After each fracture, the pressure is dropped and the injection fluids along with some reservoir fluids and gas flow back to the surface. The fluids are separated from the gas and stored on the surface, and usually reused in subsequent fracturing stages (see Disposal wells and CO2 storage). The gas that flows to the surface at this stage must also be managed. As discussed in Fracturing and well completion, the lack of infrastructure with new developments can create some issues with respect to managing the produced gas. Venting, flaring and/or incineration can still release contaminants into the air. If venting, flaring or incineration are occurring or planned for in a development near you, you should discuss with the developer about the plans for collecting produced gas. Economic, environmental, and health outcomes are best if produced gas is captured and collected into pipelines.
Multistage hydraulic fracturing wells produce, vent, flare and incinerate much more solution gas during well testing than conventional operations do. Other additional sources of air emissions include leaks of methane and VOCs from operating equipment; emissions from diesel-powered trucks and machinery; road dust; and evaporation from storage pits and silica dust. If multiple operations in a region are fracturing simultaneously, the cumulative production of air pollutants can result in nuisance problems or, in extreme cases, health impacts.
There is emerging research about the health impacts associated with exposure to this unique mixture of gases. However, the challenge is that the complexity of the research as a result of the subsurface reactions of these chemicals and the resulting cumulative risk to the public through different routes of exposure. There also remains an ongoing lack of baseline monitoring that has made it difficult to distinguish between ambient pollution and the additional pollution from these operations. You should considering asking the company to complete comprehensive tests on your water supply, local airsheds etc as part of your lease.
A number of earthquakes (also known as seismic events) have been linked to wastewater disposal and hydraulic fracturing operations, including operations in Alberta and B.C. As both wastewater disposal and hydraulic fracturing increase pressure in the sub- surface, there is a risk that they can trigger an earthquake.
Starting in 2013, the Alberta Geological Survey measured unexpected and persistent patterns of earthquakes west of the community of Fox Creek. By comparing the timing of the events with local operations, the earthquakes were determined to be associated with hydraulic fracturing. As these operations continued and earthquake activity intensified, the AER issued Subsurface Order No. 2 in 2015 to establish new seismic monitoring and reporting requirements for hydraulic fracturing operations only in the Fox Creek area.
This Order requires operators to monitor earthquake activity within 5 km of their wells and to develop response plans to address potential events. If an operator measures an earthquake event greater than a 2.0 local magnitude (ML) they must report the event to the AER. If an operator measures an event greater than a 4.0 ML they are required to immediately cease operations. Operations are not allowed to recommence until the AER approves.

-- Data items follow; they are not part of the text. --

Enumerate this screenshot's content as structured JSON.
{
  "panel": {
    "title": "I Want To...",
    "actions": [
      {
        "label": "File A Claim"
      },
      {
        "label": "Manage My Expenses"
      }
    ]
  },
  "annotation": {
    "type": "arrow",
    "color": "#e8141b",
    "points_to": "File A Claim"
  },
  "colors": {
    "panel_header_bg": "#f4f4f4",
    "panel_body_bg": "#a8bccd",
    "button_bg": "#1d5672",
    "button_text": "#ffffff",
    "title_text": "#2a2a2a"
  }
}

In British Columbia, there were so many concerns with earthquake activity resulting from oil and gas activity that the B.C. Oil & Gas Commission conducted two studies (the 2012 Horn River study and Montney Study). As a result of the studies’ outcomes and increasing public concerns, the B.C. Oil & Gas Commission changed the permitting rules to require presence of ground motion monitoring during hydraulic fracturing activities and a ground motion monitoring report within 30 days of completing those activities.